Clandestine videos from inside industrial animal facilities have been in the news recently.
An undercover video taken at one of the nation’s largest pork producers shows pigs being dragged across the floor, beaten with paddles, and sick to the point of immobility. … “The actions depicted in the video under review are appalling and completely unacceptable, and if we can verify the video’s authenticity, we will aggressively investigate the case and take appropriate action,” said USDA spokesman Adam Tarr (source).
Another video followed shortly afterward, this one showing chickens being beaten and abused on factory farms in North Carolina. “We are appalled by the mistreatment and abuse by a contract catching crew and farm worker shown in the video. We are deeply disturbed that birds with obvious leg or health issues were left to suffer,” the corporate owner responded when the video came to light (source).
But this is the price of cheap factory meat. Even when at their best, farm animals raised in confined animal feed operations (CAFOs) are treated unnaturally and inhumanely. A laying hen will spend her entire adult life, for example, standing on a piece of wire mesh smaller than a standard sheet of paper. Once her egg production starts to fall, she will be slaughtered and turned into soup or dog food. Sows (mother hogs) spend their entire adult lives in cages 7 feet long and 22 inches wide. Unable to even turn around, they are artificially inseminated. After they have produced, on average, 8 litters of piglets, they are slaughtered.
No creature should be subjected to treatment like this. No one with an ounce of compassion for animals should be willing to eat animals that have been treated this way.
Most of us have chosen cheap meat over the humane treatment of animals.
But it doesn’t have to be this way of course. We don’t have to abuse and torture animals before we kill and eat them.
Things are changing, and that gives me hope. Even a few years ago, it was rare to see any reference to “ethical eating.” But now, an increasingly large number of people want to know more about the animal products they eat than just the price of them. So where did the notion of ethical eating come from? Was it just dreamed up by some sentimental hippies over the last few years?

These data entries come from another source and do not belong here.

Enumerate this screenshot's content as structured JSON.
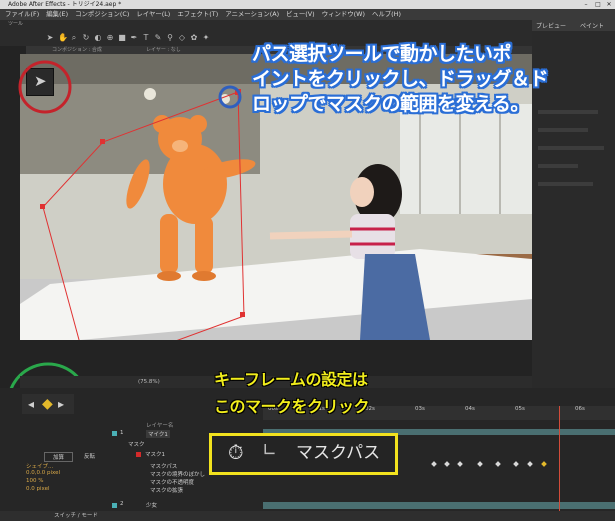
{
  "window": {
    "title": "Adobe After Effects - トリジイ24.aep *"
  },
  "menu": [
    "ファイル(F)",
    "編集(E)",
    "コンポジション(C)",
    "レイヤー(L)",
    "エフェクト(T)",
    "アニメーション(A)",
    "ビュー(V)",
    "ウィンドウ(W)",
    "ヘルプ(H)"
  ],
  "toolbar": {
    "label": "ツール"
  },
  "panel": {
    "comp_tab": "コンポジション : 合成",
    "layer_tab": "レイヤー : なし"
  },
  "right_panel": {
    "tab1": "プレビュー",
    "tab2": "ペイント"
  },
  "timeline": {
    "ticks": [
      "00s",
      "01s",
      "02s",
      "03s",
      "04s",
      "05s",
      "06s"
    ],
    "layer_header": "レイヤー名",
    "layer1": {
      "index": "1",
      "name": "マイク1"
    },
    "mask_group": "マスク",
    "mask": {
      "name": "マスク1",
      "mode": "加算",
      "invert": "反転"
    },
    "props": [
      {
        "label": "マスクパス",
        "value": "シェイプ..."
      },
      {
        "label": "マスクの境界のぼかし",
        "value": "0.0,0.0 pixel"
      },
      {
        "label": "マスクの不透明度",
        "value": "100 %"
      },
      {
        "label": "マスクの拡張",
        "value": "0.0 pixel"
      }
    ],
    "layer2": {
      "index": "2",
      "name": "少女"
    },
    "footer": "スイッチ / モード",
    "zoom_label": "マスクパス",
    "viewer_zoom": "(75.8%)"
  },
  "callouts": {
    "path_tool": [
      "パス選択ツールで動かしたいポ",
      "イントをクリックし、ドラッグ＆ド",
      "ロップでマスクの範囲を変える。"
    ],
    "keyframe": [
      "キーフレームの設定は",
      "このマークをクリック"
    ]
  },
  "colors": {
    "callout_outline": "#2a6ed6",
    "keyframe_text": "#f2ee1c",
    "red_circle": "#c4232b",
    "green_circle": "#2aa84b",
    "blue_circle": "#2f5fbf"
  }
}
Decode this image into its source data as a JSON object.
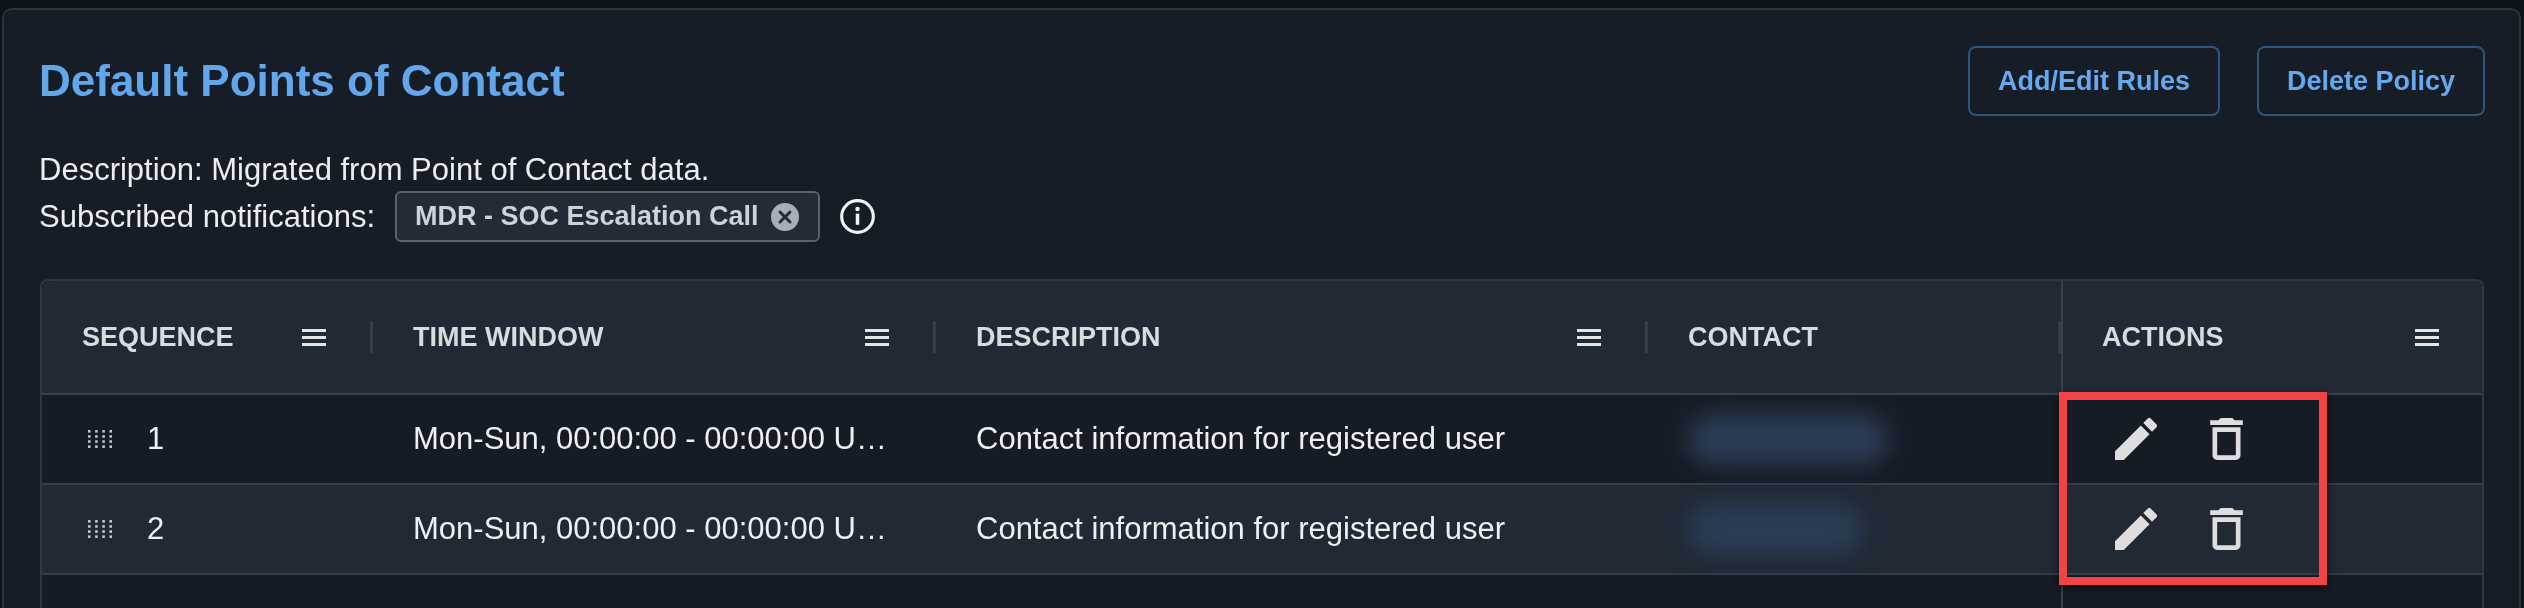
{
  "header": {
    "title": "Default Points of Contact",
    "buttons": [
      {
        "label": "Add/Edit Rules"
      },
      {
        "label": "Delete Policy"
      }
    ]
  },
  "info": {
    "description": "Description: Migrated from Point of Contact data.",
    "subscriptions_label": "Subscribed notifications:",
    "subscriptions": [
      {
        "label": "MDR - SOC Escalation Call"
      }
    ]
  },
  "table": {
    "columns": [
      {
        "label": "SEQUENCE",
        "menu": true
      },
      {
        "label": "TIME WINDOW",
        "menu": true
      },
      {
        "label": "DESCRIPTION",
        "menu": true
      },
      {
        "label": "CONTACT",
        "menu": false
      },
      {
        "label": "ACTIONS",
        "menu": true
      }
    ],
    "rows": [
      {
        "sequence": "1",
        "time_window": "Mon-Sun, 00:00:00 - 00:00:00 U…",
        "description": "Contact information for registered user",
        "contact_blurred": true
      },
      {
        "sequence": "2",
        "time_window": "Mon-Sun, 00:00:00 - 00:00:00 U…",
        "description": "Contact information for registered user",
        "contact_blurred": true
      }
    ],
    "actions_highlighted": true
  }
}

At least in western culture, the idea that farm animals should be treated with compassion and respect goes back thousands of years. In one of the most famous poems of all time, the Psalmist says “The Lord is my shepherd.” He describes how “his shepherd” cares for and protects him. Of course, sheep weren’t pets. They were being raised to be sources of human food. Would a poet today choose a factory farm operator as a metaphor for God?
Likewise, Jesus famously told of the “good shepherd” who risked his life to defend his sheep. Countless stained-glass windows have the image of Christ gently carrying a lamb. But that animal isn’t a pet. It is intended for human food. Here again, the care of a farmer for his animals was seen as an image of the divine love and care for humanity. But is that what we think of when we see animals being beaten and dragged onto an assembly line where they’re being slaughtered at a rate of 1,300 per hour?
When Christ compared his compassion for Jerusalem to the love a hen shows for her chicks (Luke 13:34), he obviously did not have in mind hens confined to tiny battery cages, who exist only to crank out eggs as cheaply and quickly as possible, and who never even see a rooster, much less brood chicks.
John Wesley and his followers were often ridiculed for their insistence on animal welfare, but they considered it essential to their faith. In our treatment of animals, Wesley said, we should “imitate Him whose mercy is over all his works.” “The Lord careth for them…not one of them is forgotten in the sight of our Father which art in heaven,” he wrote.
Wesley taught and believed that when all things are redeemed and restored to their original and intended goodness, animal suffering will be no more, and that we should begin to live into that hope now. “Let us habituate ourselves to look forward, beyond this present scene of bondage, to the happy time when (animals) will be delivered therefrom to the liberty of the children of God.”
The belief that we have a moral obligation to treat animals decently is not a recent invention, even if nowadays our sensibilities have been numbed. We condemn people for abusing pets and wildlife, while ignoring systematic abuse of farm animals.
It’s easy to blame the corporate owners of these facilities for the abuse. And they deserve blame. But we need to step back and remember that corporations don’t have consciences. They exist to maximize profits to shareholders, while shielding them from liability. Period.
Industrial food corporations are just meeting a demand that we create. They are not moral gatekeepers. We are.
I choose to believe that the day is approaching when these disgusting facilities will be things of the past–embarrassing reminders of a less-enlightened time.
But how quickly that day arrives, or even if it arrives at all, is up to us. Every time we choose our food, we’re voting for the kind of world we want to live in.